SPAD: A view from First Year

By SPAD Guest Bloger Russell Lavis*

A view from SPAD First year student Russell Lavis

It is a significant adjustment going from High School to University. In this small article, I will provide some insight, based on personal experiences, on how to adjust from high school to University. I will also give you a first year student perspective on University.

The first topic that is to be addressed in this article is independence. In high school, many guidelines are provided in order to succeed at a high percentile on assessments (quizzes, tests, assignments). Where as, in University, there is more emphases regarding learning for yourself. For example, University includes a tremendous amount of readings you must complete on your own time. In fact, it is expected that for every hour you have class you work double that outside the classroom. But in high school, much of the course material is provided to you directly in the classroom. Therefore, high school requires less work outside the classroom making the curriculum less independent. Another adjustment or difference between high school and university is in high school teachers can focus more on your strengths and weaknesses as a student. But in University professors expect you to show what you have learned and have them show little or no interest in your strengths and weaknesses.

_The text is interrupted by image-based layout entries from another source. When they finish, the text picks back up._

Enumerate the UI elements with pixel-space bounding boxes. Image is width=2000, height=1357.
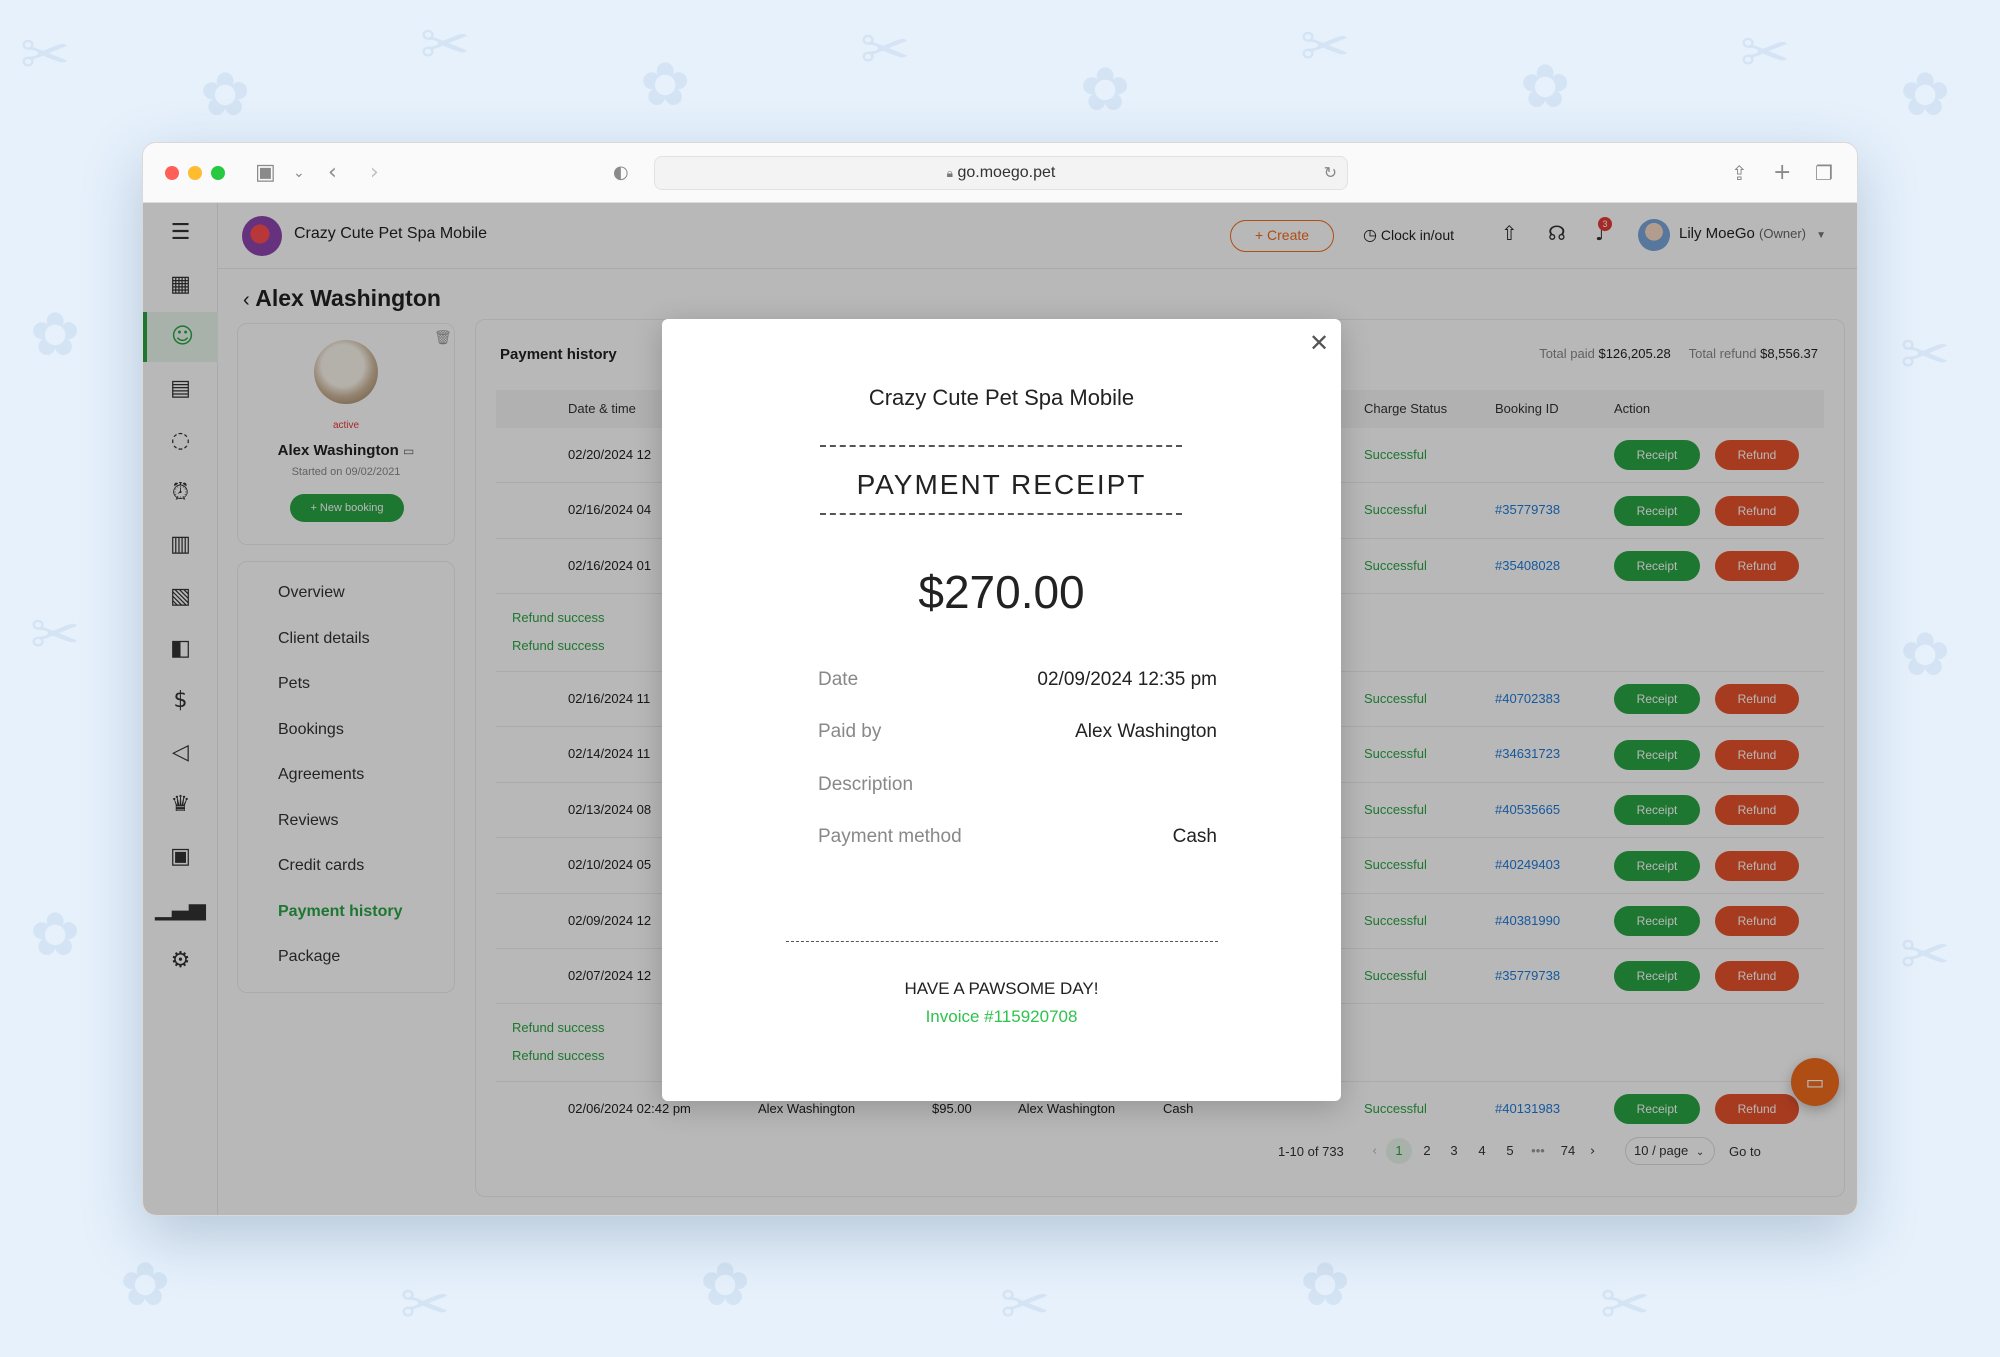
receipt-description-label: Description [818,774,914,795]
receipt-amount: $270.00 [918,566,1085,618]
paw-icon: ✿ [640,50,691,120]
lock-icon: 🔒︎ [946,166,954,180]
receipt-date-value: 02/09/2024 12:35 pm [1037,669,1217,690]
receipt-divider [786,941,1218,942]
receipt-method-value: Cash [1172,826,1217,847]
receipt-paid-by-label: Paid by [818,721,882,742]
receipt-date-label: Date [818,669,859,690]
receipt-business-name: Crazy Cute Pet Spa Mobile [868,385,1135,410]
receipt-divider [820,445,1182,447]
scissors-icon: ✂ [1740,18,1791,88]
scissors-icon: ✂ [30,600,81,670]
forward-icon[interactable]: › [370,157,379,189]
sidebar-toggle-icon[interactable]: ▣ [255,157,276,189]
reload-icon[interactable]: ↻ [1324,157,1337,189]
browser-window: ▣ ⌄ ‹ › ◐ 🔒︎ go.moego.pet ↻ ⇪ + ❐ ☰ ▦ ☺ … [142,142,1858,1216]
minimize-window-button[interactable] [188,166,202,180]
scissors-icon: ✂ [860,15,911,85]
paw-icon: ✿ [700,1250,751,1320]
scissors-icon: ✂ [1900,920,1951,990]
receipt-divider [820,513,1182,515]
paw-icon: ✿ [1300,1250,1351,1320]
url-text: go.moego.pet [957,164,1056,181]
receipt-method-label: Payment method [818,826,962,847]
paw-icon: ✿ [200,60,251,130]
paw-icon: ✿ [1520,52,1571,122]
paw-icon: ✿ [30,300,81,370]
receipt-title: PAYMENT RECEIPT [856,469,1147,500]
browser-titlebar: ▣ ⌄ ‹ › ◐ 🔒︎ go.moego.pet ↻ ⇪ + ❐ [143,143,1857,203]
scissors-icon: ✂ [1000,1270,1051,1340]
scissors-icon: ✂ [420,10,471,80]
receipt-paid-by-value: Alex Washington [1075,721,1217,742]
invoice-link[interactable]: Invoice #115920708 [662,1007,1341,1027]
close-window-button[interactable] [165,166,179,180]
scissors-icon: ✂ [1900,320,1951,390]
shield-icon[interactable]: ◐ [613,157,629,189]
receipt-footer: HAVE A PAWSOME DAY! [904,979,1099,998]
url-bar[interactable]: 🔒︎ go.moego.pet ↻ [654,156,1348,190]
scissors-icon: ✂ [20,20,71,90]
paw-icon: ✿ [30,900,81,970]
maximize-window-button[interactable] [211,166,225,180]
tab-overview-icon[interactable]: ❐ [1815,157,1833,189]
new-tab-icon[interactable]: + [1773,157,1791,189]
paw-icon: ✿ [1900,60,1951,130]
back-icon[interactable]: ‹ [328,157,337,189]
chevron-down-icon[interactable]: ⌄ [293,157,305,189]
paw-icon: ✿ [1080,55,1131,125]
paw-icon: ✿ [1900,620,1951,690]
close-icon[interactable]: ✕ [1305,329,1333,357]
payment-receipt-modal: ✕ Crazy Cute Pet Spa Mobile PAYMENT RECE… [662,319,1341,1101]
paw-icon: ✿ [120,1250,171,1320]
share-icon[interactable]: ⇪ [1731,157,1748,189]
scissors-icon: ✂ [400,1270,451,1340]
scissors-icon: ✂ [1300,12,1351,82]
scissors-icon: ✂ [1600,1270,1651,1340]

The next topic I’m going to focus on is related to finance. University nowadays costs a great deal of money. Not to mention, OSAP (loans from the government) is not nearly as generous it was a few decades ago. I know from experience that since so much money has been paid that that puts a lot of pressure on me to succeed. I’m sure the same goes for other students, especially those who are living in residence and not living in the same city as the university. What makes this extremely difficult is the fact that a student is going through huge transition when making the change from high school to University. When you come to University when you know your work ethic is where you want it to be. It will take off some pressure depending on you as an individual.

Personally, University has been a great experience thus far. The social and educational aspects of it are magnificent. When you come to University, make sure you go into a program that you have a tremendous passion for. It creates a motivation for you to work really hard in your program which makes hitting the road running early on as far as academics go a little easier. I know a great deal of my life and heart is in sports so that’s why I chose Sports Administration. The biggest key in University in my mind is time management. There is a lot of work and you have to decipher what work you should do and when you should do it to help you succeed the best you can on it. In conclusion, from a first year perspective, as long as you are willing to work hard and have fun at the appropriate times University is the place for you.

*Russell is a first year SPAD student who volunteered to share his thoughts on the transition to university so far. Thanks Russell and hopefully we will hear more from you in the future.